“They’ll be watchin’ hard for you down the cañon, boy. Bob Long’s sure to mean business this ’ere time.”

“Well, I know it,” said Rathburn with a low, mirthless laugh. “I locked him in his own jail this mornin’ to get a clean chance to decide to give myself up. Then, when the chance came––well, he surely thinks now that I put him away to cover my tracks. I expect the boys have got their shootin’ orders.”

“Listen!” whispered Price excitedly. “Wait till I get my own horse, an’ I’ll strike east across the hump.

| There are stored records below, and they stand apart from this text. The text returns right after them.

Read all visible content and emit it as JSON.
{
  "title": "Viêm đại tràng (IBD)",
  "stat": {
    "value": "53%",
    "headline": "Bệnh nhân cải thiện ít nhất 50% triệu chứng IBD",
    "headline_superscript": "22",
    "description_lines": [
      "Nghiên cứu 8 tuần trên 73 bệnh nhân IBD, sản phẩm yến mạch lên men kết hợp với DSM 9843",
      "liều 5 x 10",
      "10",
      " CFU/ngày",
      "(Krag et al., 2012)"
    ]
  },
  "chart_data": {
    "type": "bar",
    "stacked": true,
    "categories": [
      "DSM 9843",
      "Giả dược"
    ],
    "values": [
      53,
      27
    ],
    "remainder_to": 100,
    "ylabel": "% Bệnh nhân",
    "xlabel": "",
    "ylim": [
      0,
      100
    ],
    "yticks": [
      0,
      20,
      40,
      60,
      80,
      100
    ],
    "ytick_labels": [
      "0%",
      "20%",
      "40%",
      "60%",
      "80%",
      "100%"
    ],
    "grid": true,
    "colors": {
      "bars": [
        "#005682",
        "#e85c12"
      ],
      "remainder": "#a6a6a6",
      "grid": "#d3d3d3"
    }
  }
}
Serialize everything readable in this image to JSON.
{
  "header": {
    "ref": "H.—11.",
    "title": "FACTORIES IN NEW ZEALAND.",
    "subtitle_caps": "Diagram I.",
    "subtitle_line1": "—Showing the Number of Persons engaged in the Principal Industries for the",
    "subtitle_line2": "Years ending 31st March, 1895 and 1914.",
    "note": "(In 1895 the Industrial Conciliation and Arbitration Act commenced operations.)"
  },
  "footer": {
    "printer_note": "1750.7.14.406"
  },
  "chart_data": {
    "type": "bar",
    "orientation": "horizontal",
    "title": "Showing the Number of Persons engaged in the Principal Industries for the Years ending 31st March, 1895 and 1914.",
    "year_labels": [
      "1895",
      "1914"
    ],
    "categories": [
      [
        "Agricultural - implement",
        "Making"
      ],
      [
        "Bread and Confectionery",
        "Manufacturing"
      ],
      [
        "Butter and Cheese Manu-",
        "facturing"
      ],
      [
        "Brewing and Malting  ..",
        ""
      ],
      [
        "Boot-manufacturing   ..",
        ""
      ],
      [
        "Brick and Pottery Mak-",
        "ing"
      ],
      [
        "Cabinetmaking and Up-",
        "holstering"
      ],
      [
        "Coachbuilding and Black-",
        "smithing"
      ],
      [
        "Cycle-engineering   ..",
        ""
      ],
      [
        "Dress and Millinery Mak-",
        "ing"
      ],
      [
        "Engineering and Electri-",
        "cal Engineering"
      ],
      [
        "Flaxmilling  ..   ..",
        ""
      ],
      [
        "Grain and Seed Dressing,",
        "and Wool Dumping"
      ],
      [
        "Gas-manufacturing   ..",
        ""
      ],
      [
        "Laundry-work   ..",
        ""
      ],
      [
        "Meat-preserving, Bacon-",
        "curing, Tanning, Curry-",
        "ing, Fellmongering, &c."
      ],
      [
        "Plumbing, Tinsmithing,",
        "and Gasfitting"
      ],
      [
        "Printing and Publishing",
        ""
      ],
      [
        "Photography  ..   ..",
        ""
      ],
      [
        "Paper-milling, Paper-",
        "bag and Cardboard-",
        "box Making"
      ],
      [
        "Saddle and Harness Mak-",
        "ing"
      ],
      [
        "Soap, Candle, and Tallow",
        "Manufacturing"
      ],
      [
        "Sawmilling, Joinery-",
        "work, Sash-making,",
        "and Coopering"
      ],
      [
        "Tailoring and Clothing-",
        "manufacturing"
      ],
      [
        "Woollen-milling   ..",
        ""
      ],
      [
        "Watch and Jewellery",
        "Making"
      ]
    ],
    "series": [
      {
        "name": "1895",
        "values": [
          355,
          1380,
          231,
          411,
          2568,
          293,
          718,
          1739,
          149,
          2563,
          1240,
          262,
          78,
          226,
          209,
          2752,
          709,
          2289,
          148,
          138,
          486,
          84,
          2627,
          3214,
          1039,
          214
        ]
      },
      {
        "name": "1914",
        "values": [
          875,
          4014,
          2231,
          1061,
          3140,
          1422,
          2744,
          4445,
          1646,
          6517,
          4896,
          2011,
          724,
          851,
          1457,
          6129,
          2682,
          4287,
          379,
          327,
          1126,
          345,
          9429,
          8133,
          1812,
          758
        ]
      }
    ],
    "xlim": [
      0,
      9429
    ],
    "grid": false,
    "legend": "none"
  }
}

That’ll start ’em after me maybe––sure it will, Rathburn! They’ll think I’m you, see, an’ light right out after me.”

Rathburn laid one hand on the old man’s shoulder and put the other over Joe’s mouth.

“Joe, you’re all excited––plumb unreasonable excited. You know I wouldn’t let you do that. Now don’t hand me more worries than I’ve got. Be good, Joe.” He patted Price’s shoulder, then swung into the saddle.

The old miner looked up at him, his face showing strangely white in the dim starlight, pierced by the fire on the peak.

“I didn’t tell ’em you’d been here, Roger; don’t forget that!”

236

“I knew that, Joe,” Rathburn chuckled. “So long.”

Swiftly he rode down the little meadow below the spring into the deep shadows of the cañon which led down a steep trail to the desert. Presently he checked his pace until he was walking the gallant dun. He wished to avoid as much noise as possible, and to save the horse for a final spurt down nine miles of desert to the Mallory ranch from the mouth of the cañon––providing he got out.